Rodney and I just spent a little over a week shooting footage for Season 4 of Trekkit TV for Community One. We travelled from Stavanger to Trondheim in a Toyota Hybrid filming and photographing everything we could.
The following is ramblings of things we learned along the way that I wanted to share:
- Rain. Learn to deal with the rain. June is the driest month in Norway but it rained 75% of the time! So we adapted and used umbrellas, filmed from the car, and many times waited for a break in the weather, setup quick and just filmed the best we could. Rain sucks, but you have to learn to deal with it. It frayed my nerves but Rodney rolled with it, so glad half of the film crew was calm and adapted to the situation.
- Gear. Keep it simple. I still have not mastered that yet but having an SD card for each unit and a few extras was helpful. This time instead using a DSLR for filming and photos I had a dedicated video camera and a photo camera which made setup quick. Having an Action Camera mounted on the hood of the car and a camera mounted to the dash to film us while driving captured some interesting points of view.
- Travelling with no reservations. Rodney planned this trip, which took a great workload off me and was greatly appreciated. The UK and Iceland trips I planned but this one was all on Dr. Dirt. The one thing Rodney did this time was to only book the first two nights and the last night. This way we did not have a schedule carved in stone. This allowed us to film more in awesome locations and adapt to the weather. Each night we would use Booking.com or just pull up to some cabins along the road. Only one night did we have a little issue finding a place but finally found a place around midnight. As we continued north in Norway daylight became longer and did not get dark until around midnight and we filmed all the way all the time, so getting a room at midnight was not so bad. Note: Cabins and hostels do not have linen or towels, these cost extra, and you have to ask for them.
- Heated Floors. Everywhere we stayed had heated floors in the bathroom, even the little cabins in the middle of nowhere, I now love heated floors. What is it going to take to upgrade my bathroom!
- Footwear. My hiking boots and waterproof sneakers were a great addition to my kit. Being so wet outside the waterproof sneakers where invaluable comfort.
- Kit Bomb. As I learned from Scouter Ken, keep your gear organized always, and we did. When things got out of hand, we would “reboot” our camera/cable gear. This was helpful when having to get a great shot quickly, especially when having a reindeer jump into a field.
- Unlocked Phone. Not a fan of locked phones, I picked up a Telenor SIM card in Norway and had a 1 gig of data plan for $25. That rocked!!! When you put in your new SIM card, don’t lose your current one or when you get home you might be offline until you get back to your mobility store to get a new SIM.
- Cliff Bars.
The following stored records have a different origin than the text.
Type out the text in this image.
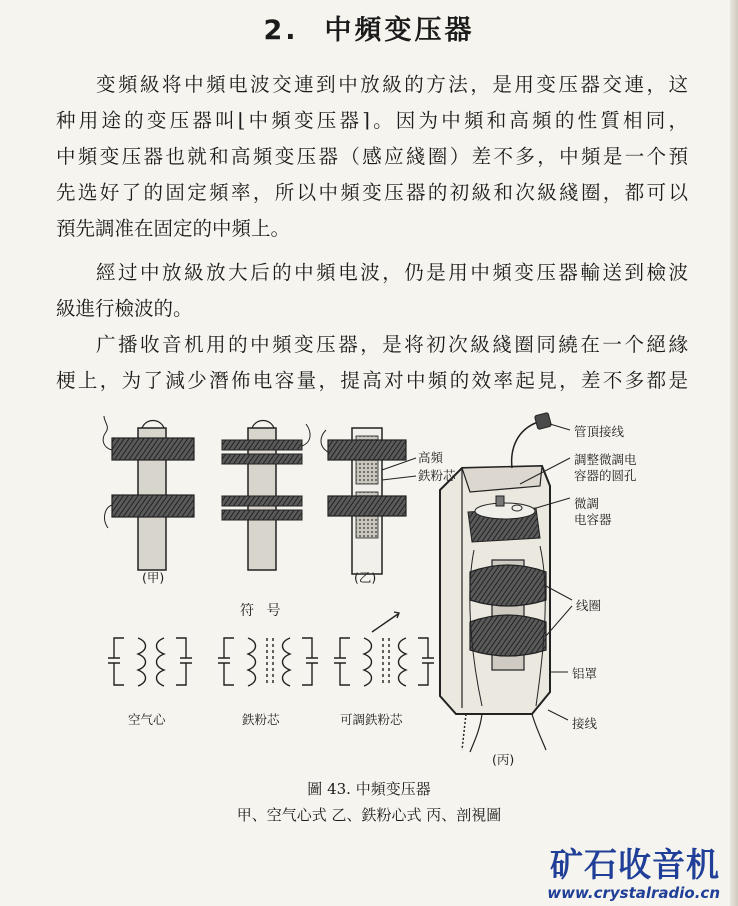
2. 中頻变压器
变頻級将中頻电波交連到中放級的方法，是用变压器交連，这
种用途的变压器叫⌊中頻变压器⌉。因为中頻和高頻的性質相同，
中頻变压器也就和高頻变压器（感应綫圈）差不多，中頻是一个預
先选好了的固定頻率，所以中頻变压器的初級和次級綫圈，都可以
預先調准在固定的中頻上。
經过中放級放大后的中頻电波，仍是用中頻变压器輸送到檢波
級進行檢波的。
广播收音机用的中頻变压器，是将初次級綫圈同繞在一个絕緣
梗上，为了減少潛佈电容量，提高对中頻的效率起見，差不多都是
(甲)	(乙)
高頻
鉄粉芯
符 号
空气心	鉄粉芯	可調鉄粉芯
管頂接线
調整微調电
容器的圆孔
微調
电容器
线圈
铝罩
接线
(丙)
圖 43. 中頻变压器
甲、空气心式 乙、鉄粉心式 丙、剖視圖
矿石收音机
www.crystalradio.cn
We usually ate breakfast (or a Pølse, a Norwegian Hot Dog, at the gas station), but only once did we sit down and have a real meal. I brought a box of Cliff Bars which was my staple on this trip.
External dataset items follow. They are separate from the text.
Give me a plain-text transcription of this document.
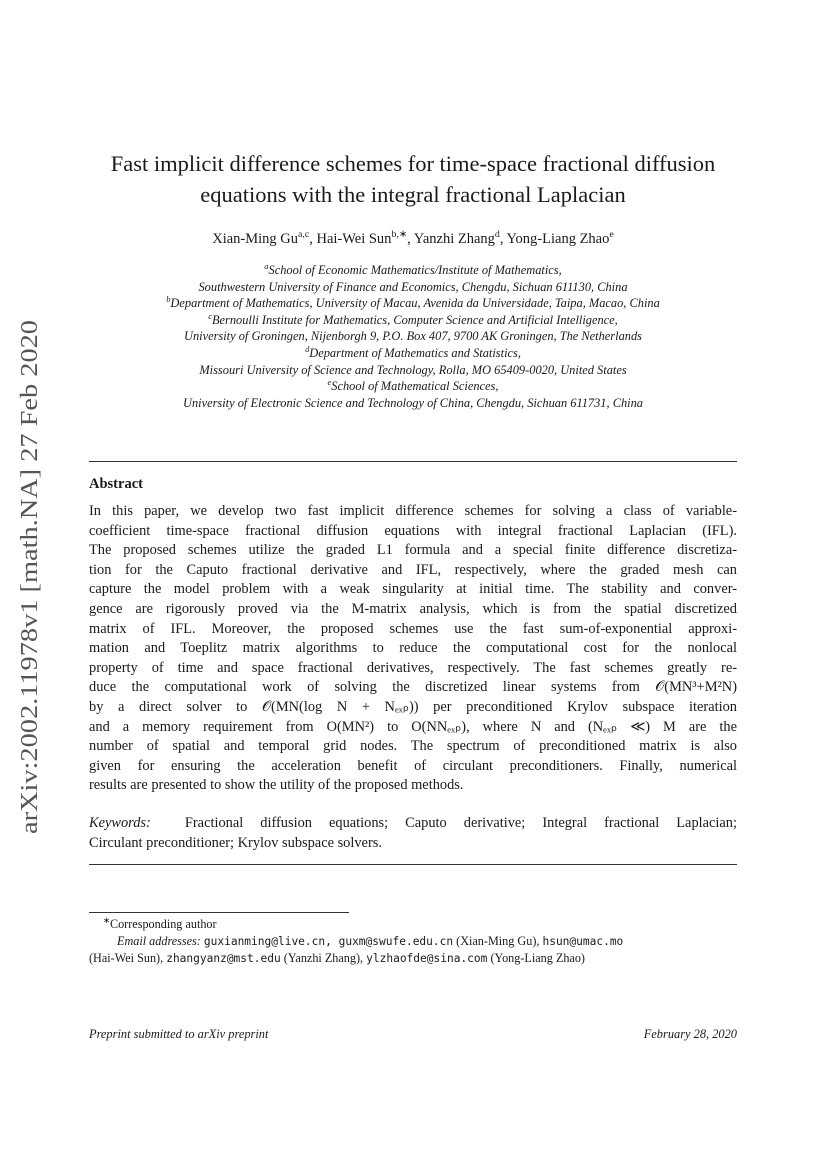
arXiv:2002.11978v1 [math.NA] 27 Feb 2020
Fast implicit difference schemes for time-space fractional diffusion
equations with the integral fractional Laplacian
Xian-Ming Gu$^{a,c}$, Hai-Wei Sun$^{b,∗}$, Yanzhi Zhang$^d$, Yong-Liang Zhao$^e$
$^a$School of Economic Mathematics/Institute of Mathematics,
Southwestern University of Finance and Economics, Chengdu, Sichuan 611130, China
$^b$Department of Mathematics, University of Macau, Avenida da Universidade, Taipa, Macao, China
$^c$Bernoulli Institute for Mathematics, Computer Science and Artificial Intelligence,
University of Groningen, Nijenborgh 9, P.O. Box 407, 9700 AK Groningen, The Netherlands
$^d$Department of Mathematics and Statistics,
Missouri University of Science and Technology, Rolla, MO 65409-0020, United States
$^e$School of Mathematical Sciences,
University of Electronic Science and Technology of China, Chengdu, Sichuan 611731, China
Abstract
In this paper, we develop two fast implicit difference schemes for solving a class of variable-
coefficient time-space fractional diffusion equations with integral fractional Laplacian (IFL).
The proposed schemes utilize the graded L1 formula and a special finite difference discretiza-
tion for the Caputo fractional derivative and IFL, respectively, where the graded mesh can
capture the model problem with a weak singularity at initial time. The stability and conver-
gence are rigorously proved via the M-matrix analysis, which is from the spatial discretized
matrix of IFL. Moreover, the proposed schemes use the fast sum-of-exponential approxi-
mation and Toeplitz matrix algorithms to reduce the computational cost for the nonlocal
property of time and space fractional derivatives, respectively. The fast schemes greatly re-
duce the computational work of solving the discretized linear systems from 𝒪(MN³+M²N)
by a direct solver to 𝒪(MN(log N + Nₑₓₚ)) per preconditioned Krylov subspace iteration
and a memory requirement from O(MN²) to O(NNₑₓₚ), where N and (Nₑₓₚ ≪) M are the
number of spatial and temporal grid nodes. The spectrum of preconditioned matrix is also
given for ensuring the acceleration benefit of circulant preconditioners. Finally, numerical
results are presented to show the utility of the proposed methods.
Keywords: Fractional diffusion equations; Caputo derivative; Integral fractional Laplacian;
Circulant preconditioner; Krylov subspace solvers.
∗Corresponding author
Email addresses: guxianming@live.cn, guxm@swufe.edu.cn (Xian-Ming Gu), hsun@umac.mo
(Hai-Wei Sun), zhangyanz@mst.edu (Yanzhi Zhang), ylzhaofde@sina.com (Yong-Liang Zhao)
Preprint submitted to arXiv preprint	February 28, 2020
- Seat Selection. When travelling and booking your flights ahead of time, many times you can’t pick your seats because you booked too early. Make sure you pick your seats as early as possible to make sure you get the seat type you want. Getting stuck in the middle of two people during a transatlantic flight (like I did) for 7 hours can seem even longer stuck between two people you don’t know.
- Traveling mates. For the Katahdin, UK, Iceland, and Norway I have been fortunate to travel with awesome travel companions. Heading out for 1-12 days with people you don’t get along with can make travel miserable. Thanks to everyone that has been on a Trekkit adventure so far, it’s been a pleasure.